On ignore l’importance respective des facteurs héréditaires ou acquis dans le déséquilibre. L’hérédité joue un rôle certainement important. Elle est prouvée par les études génétiques sur les familles de déséquilibrés et par l’évolution caractérielle très dissemblable d’enfants élevés dans les mêmes conditions éducatives.

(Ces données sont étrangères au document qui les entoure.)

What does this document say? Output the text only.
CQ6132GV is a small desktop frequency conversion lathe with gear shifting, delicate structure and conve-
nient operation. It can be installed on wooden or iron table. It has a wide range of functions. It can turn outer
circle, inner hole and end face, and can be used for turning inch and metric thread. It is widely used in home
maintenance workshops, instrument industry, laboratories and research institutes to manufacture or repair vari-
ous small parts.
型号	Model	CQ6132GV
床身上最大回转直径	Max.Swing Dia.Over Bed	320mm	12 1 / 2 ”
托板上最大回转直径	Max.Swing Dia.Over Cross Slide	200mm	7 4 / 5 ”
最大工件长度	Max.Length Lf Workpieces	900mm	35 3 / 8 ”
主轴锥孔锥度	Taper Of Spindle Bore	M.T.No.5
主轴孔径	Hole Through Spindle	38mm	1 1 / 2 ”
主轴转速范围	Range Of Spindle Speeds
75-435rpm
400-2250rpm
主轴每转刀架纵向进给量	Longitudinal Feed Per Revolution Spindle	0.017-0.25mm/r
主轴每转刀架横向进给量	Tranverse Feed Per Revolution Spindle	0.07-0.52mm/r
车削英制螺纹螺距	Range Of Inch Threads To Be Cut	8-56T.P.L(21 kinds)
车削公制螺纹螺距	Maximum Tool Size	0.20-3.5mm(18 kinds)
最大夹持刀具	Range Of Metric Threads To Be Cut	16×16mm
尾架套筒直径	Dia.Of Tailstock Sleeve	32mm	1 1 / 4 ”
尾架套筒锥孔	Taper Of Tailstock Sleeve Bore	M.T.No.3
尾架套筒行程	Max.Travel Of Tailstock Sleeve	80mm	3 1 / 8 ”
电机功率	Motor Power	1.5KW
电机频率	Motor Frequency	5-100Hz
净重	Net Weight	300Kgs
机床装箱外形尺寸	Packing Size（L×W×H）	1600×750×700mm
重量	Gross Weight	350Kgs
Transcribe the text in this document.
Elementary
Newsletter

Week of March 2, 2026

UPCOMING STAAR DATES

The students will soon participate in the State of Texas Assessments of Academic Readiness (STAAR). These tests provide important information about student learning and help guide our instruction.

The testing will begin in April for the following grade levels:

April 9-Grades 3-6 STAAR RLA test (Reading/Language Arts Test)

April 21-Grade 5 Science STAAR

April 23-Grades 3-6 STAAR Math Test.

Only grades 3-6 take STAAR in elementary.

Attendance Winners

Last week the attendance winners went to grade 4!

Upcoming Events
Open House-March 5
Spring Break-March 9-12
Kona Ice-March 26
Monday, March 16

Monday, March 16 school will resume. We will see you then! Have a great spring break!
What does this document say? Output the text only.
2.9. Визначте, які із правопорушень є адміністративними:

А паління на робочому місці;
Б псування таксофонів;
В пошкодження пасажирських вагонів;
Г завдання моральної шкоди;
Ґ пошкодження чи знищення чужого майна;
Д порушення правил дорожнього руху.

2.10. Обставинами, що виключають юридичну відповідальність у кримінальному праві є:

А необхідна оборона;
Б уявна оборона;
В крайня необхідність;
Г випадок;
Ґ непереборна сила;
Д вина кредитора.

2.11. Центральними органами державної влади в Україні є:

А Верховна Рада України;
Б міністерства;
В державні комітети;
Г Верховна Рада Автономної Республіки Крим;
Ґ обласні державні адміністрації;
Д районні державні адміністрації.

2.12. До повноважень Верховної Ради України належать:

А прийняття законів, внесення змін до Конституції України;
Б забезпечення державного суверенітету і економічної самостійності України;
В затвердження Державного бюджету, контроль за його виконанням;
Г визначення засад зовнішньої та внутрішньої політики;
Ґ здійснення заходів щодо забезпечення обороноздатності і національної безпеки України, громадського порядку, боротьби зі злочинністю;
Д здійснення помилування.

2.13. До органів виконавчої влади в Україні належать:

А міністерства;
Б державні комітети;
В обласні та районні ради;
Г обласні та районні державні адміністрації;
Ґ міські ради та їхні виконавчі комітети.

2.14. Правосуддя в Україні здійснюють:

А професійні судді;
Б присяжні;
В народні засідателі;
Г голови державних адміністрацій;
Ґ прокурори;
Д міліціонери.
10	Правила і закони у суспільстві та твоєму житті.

Parmi les facteurs acquis, signalons quelques maladies organiques cérébrales ou endocriniennes (encéphalites, épilepsie, encéphalopathies infantiles, traumatismes crâniens, etc.). Notons aussi des facteurs psychologiques de milieu : carences affectives précoces, abandon moral ou rejet des enfants, divorce, séparation, traumatisme affectif. On a mis l’accent aussi sur la carence d’autorité, la faiblesse excessive des parents et notamment de l’image paternelle. Il est probable que le déséquilibre psychopathique suppose à la fois un terrain particulièrement fragile ou anormal et des conditions de milieu néfastes.


Traitement

Le traitement est très difficile, voué à l’échec dans de nombreux cas. Le grand déséquilibré classique au comportement antisocial répétitif défie les essais thérapeutiques. En revanche, chez les petits déséquilibrés, on peut utiliser certains moments privilégiés (phase dépressive après un échec, une sanction pénale, tentative de suicide, issue d’un accès psychotique, intoxication chronique) pour faire un bilan et tenter un abord psychothérapeutique et chimiothérapique du sujet. Il faut apprécier la demande personnelle d’aide ou de soins. En effet, le déséquilibré n’est pas souvent motivé pour accepter un traitement. Il se dérobe plus ou moins, tôt ou tard, au contact avec le médecin. Néanmoins, une certaine forme de demande peut se centrer autour d’un symptôme qu’on peut utiliser et pour lequel le psychopathe accepte de consulter : insomnie, asthénie, émotivité, imprégnation toxique, phase dépressive. Il est possible alors d’espérer une régularisation au moins partielle du comportement. On utilise des neuroleptiques surtout, plus rarement des antidépresseurs, des sédatifs divers. La psychothérapie psychanalytique est d’un maniement très délicat et d’une efficacité variable en raison de l’inconstance des malades, de leur instabilité. En pratique, les psychothérapies de soutien ou directives sont plus souvent employées.

La prévention par une action médico-sociale serait la méthode la plus efficace : surveillance bien organisée, prolongée grâce à un service social adapté à ce type de malades. Ni l’internement ni la prison ne sont des solutions satisfaisantes. En milieu institutionnel, il est parfois possible de conduire une thérapeutique valable, mais le déséquilibré ne s’y soumet pas volontiers.

Dans certains cas cependant, notamment chez les grands psychopathes dangereux, l’internement est obligatoire (placement d’office ou volontaire).